One distinguished Indian participant happened to be passing that way perhaps a day before the durbar was due to be held, and he chanced to sit down on a chair in the upper line. A clerk came and moved him off, telling him that the lower line was for him. He went straight to Sir Sayyid, told him what had happened, and said, ‘You were mistaken in thinking that the Indians and the
British were to be treated equally.’ Sir Sayyid was taken aback, and felt extremely embarrassed at having given an assurance which was now proved to be wrong. He at once went to the durbar ground and deliberately took a seat in the upper line. The clerk came to him too and rebuked him. He got up, went straight to the government secretary Mr James Simpson who was issuing tickets, and told him the whole story. He too disapproved of what had been done and told Sir Sayyid he should see Mr Pollock about it. At this point Mr Thornbull [an important British official] arrived. When he was told what had happened he was extremely angry with Sir Sayyid and said to him,‘During the Mutiny you people behaved as if there was no ill treatment that was too bad for us. And now you want to sit side by side with us and our womenfolk?’ Sir Sayyid replied, ‘Everything that has gone wrong is because you people have always despised and humiliated us Indians. But for that, things would never have come to this pass.’ Mr Thornbull got even more angry. In the end Mr Simpson persuaded Sir Sayyid that it was no good continuing this conversation. Sir Sayyid went away and took no part in the durbar.
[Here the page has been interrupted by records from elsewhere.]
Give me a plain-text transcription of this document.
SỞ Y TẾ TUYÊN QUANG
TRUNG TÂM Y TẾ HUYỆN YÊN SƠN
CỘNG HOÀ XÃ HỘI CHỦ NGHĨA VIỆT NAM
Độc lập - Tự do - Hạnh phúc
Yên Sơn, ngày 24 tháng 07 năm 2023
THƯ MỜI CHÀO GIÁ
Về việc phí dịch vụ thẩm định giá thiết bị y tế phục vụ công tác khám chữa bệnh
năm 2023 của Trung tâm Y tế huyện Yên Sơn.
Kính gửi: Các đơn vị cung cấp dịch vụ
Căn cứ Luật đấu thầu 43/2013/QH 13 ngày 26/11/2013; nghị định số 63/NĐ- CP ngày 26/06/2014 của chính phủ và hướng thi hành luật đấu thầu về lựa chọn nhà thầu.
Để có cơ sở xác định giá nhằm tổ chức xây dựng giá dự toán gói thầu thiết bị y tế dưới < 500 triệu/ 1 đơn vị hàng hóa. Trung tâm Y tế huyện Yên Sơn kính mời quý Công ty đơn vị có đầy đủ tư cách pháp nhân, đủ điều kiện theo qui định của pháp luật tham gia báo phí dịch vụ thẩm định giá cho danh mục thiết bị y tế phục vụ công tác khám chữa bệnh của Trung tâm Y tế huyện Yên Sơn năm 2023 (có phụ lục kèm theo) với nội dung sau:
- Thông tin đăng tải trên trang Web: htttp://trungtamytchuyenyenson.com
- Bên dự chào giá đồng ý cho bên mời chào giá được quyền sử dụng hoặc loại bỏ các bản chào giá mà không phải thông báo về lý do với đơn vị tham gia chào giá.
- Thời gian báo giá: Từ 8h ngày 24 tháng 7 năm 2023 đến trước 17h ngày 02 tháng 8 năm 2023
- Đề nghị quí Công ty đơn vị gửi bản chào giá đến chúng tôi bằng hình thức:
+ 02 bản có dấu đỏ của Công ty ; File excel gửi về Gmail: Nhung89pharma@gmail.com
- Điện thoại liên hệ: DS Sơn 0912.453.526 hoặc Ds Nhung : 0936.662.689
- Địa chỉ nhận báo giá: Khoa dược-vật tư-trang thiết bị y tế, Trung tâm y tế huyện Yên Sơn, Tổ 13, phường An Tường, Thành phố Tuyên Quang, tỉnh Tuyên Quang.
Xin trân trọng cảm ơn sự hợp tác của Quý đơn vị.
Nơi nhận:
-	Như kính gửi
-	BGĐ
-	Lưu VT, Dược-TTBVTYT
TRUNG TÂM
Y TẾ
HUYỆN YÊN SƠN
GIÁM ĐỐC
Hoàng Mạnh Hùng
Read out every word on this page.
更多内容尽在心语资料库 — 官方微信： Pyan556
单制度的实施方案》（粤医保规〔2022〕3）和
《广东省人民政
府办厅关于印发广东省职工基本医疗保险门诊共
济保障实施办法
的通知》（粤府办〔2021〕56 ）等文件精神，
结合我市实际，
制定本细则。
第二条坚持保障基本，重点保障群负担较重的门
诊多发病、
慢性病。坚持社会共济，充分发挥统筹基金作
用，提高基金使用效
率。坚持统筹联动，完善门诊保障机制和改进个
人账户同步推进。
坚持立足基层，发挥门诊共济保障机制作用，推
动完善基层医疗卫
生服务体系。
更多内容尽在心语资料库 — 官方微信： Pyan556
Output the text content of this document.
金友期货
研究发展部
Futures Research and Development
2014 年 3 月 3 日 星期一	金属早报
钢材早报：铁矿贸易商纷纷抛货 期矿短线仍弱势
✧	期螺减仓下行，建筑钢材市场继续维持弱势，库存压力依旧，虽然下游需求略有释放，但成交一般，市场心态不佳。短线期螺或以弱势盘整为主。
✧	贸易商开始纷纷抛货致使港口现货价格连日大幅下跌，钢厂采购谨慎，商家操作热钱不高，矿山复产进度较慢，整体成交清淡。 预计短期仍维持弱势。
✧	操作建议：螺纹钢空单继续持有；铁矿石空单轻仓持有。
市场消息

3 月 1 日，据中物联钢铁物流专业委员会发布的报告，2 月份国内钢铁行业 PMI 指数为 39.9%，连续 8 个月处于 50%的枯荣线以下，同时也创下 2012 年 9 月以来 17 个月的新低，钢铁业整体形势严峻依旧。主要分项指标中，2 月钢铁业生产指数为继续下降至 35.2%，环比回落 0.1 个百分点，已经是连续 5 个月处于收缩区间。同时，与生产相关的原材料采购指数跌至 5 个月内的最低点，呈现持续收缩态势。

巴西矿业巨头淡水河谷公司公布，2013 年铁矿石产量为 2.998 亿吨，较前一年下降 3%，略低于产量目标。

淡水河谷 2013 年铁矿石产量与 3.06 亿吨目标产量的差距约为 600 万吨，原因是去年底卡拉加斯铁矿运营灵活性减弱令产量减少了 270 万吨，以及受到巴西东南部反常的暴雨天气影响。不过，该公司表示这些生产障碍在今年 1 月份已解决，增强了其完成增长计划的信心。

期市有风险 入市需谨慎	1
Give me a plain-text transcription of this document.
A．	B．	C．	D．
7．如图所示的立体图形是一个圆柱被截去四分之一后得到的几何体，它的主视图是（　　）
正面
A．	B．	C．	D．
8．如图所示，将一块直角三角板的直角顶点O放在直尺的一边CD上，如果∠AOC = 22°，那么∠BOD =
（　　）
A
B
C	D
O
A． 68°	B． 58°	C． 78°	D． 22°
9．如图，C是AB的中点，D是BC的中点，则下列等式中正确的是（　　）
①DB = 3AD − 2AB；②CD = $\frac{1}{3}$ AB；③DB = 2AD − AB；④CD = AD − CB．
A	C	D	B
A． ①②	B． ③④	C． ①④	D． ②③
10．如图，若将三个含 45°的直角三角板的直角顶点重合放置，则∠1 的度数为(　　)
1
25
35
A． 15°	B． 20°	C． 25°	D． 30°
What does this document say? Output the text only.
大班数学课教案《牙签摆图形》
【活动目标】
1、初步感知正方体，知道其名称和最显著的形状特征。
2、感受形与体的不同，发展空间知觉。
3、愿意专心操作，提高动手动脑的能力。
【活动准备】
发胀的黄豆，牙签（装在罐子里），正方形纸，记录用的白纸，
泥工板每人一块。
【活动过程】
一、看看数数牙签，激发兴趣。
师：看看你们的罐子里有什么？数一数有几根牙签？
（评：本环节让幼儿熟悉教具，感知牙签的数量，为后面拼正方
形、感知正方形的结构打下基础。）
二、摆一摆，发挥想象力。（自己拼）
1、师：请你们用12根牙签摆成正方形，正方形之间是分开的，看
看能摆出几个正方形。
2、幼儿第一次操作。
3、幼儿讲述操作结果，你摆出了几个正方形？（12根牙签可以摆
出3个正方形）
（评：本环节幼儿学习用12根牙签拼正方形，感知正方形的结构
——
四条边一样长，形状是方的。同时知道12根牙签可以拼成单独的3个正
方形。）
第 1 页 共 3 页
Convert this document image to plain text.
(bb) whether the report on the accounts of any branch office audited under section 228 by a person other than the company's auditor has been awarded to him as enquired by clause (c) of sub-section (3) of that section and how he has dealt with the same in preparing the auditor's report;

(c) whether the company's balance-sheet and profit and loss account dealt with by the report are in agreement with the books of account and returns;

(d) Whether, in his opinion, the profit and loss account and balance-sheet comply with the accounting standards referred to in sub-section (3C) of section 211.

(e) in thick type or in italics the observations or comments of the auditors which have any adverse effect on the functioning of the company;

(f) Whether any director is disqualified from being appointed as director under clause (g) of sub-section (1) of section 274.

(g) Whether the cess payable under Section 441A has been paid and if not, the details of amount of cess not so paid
Information reached the Lieutenant-Governor, and he too disapproved of the arrangements that had been made. He issued orders to the effect that no significant change could be made at this stage but that the British officials in charge of every district and divison should sit in the lower line with the Indian gentlemen and officials of their respective districts and divisions. After the durbar all the European officials who met Sir Sayyid asked him what had happened, and were very put out when he told them. Sir Sayyid concluded that it was not advisable for him to stay on, and left for Aligarh the same night. A few days later he received a letter from the local government secretary demanding to know why he had not attended the durbar, and why he had left for Aligarh without permission. Sir Sayyid wrote and explained why he had left Agra, and apologized for not having attended the durbar. After that no further enquiry was made. Before this exhibition Lord Lawrence, Viceroy and Governor-General, had ordered the award of a gold medal to Sir Sayyid. Since Sir Sayyid had not attended the durbar the Lieutenant-Governor gave the medal to the Commissioner of the Meerut division so that on his way to Meerut he could stop off at Aligarh and present the medal with his own hands. When the Commissioner arrived at Aligarh railway station, Sir Sayyid, in accordance with instructions that had been sent to him, was there. The Commissioner took him to one side, and because he was offended by the blunt words Sir Sayyid had used to Mr Thornbull, said,‘I would not have been willing to hang this medal round your neck with my own hands, but I am under government orders.’ Sir Sayyid replied,‘I too am under government orders,’ and then bent his neck, put the medal on, and left.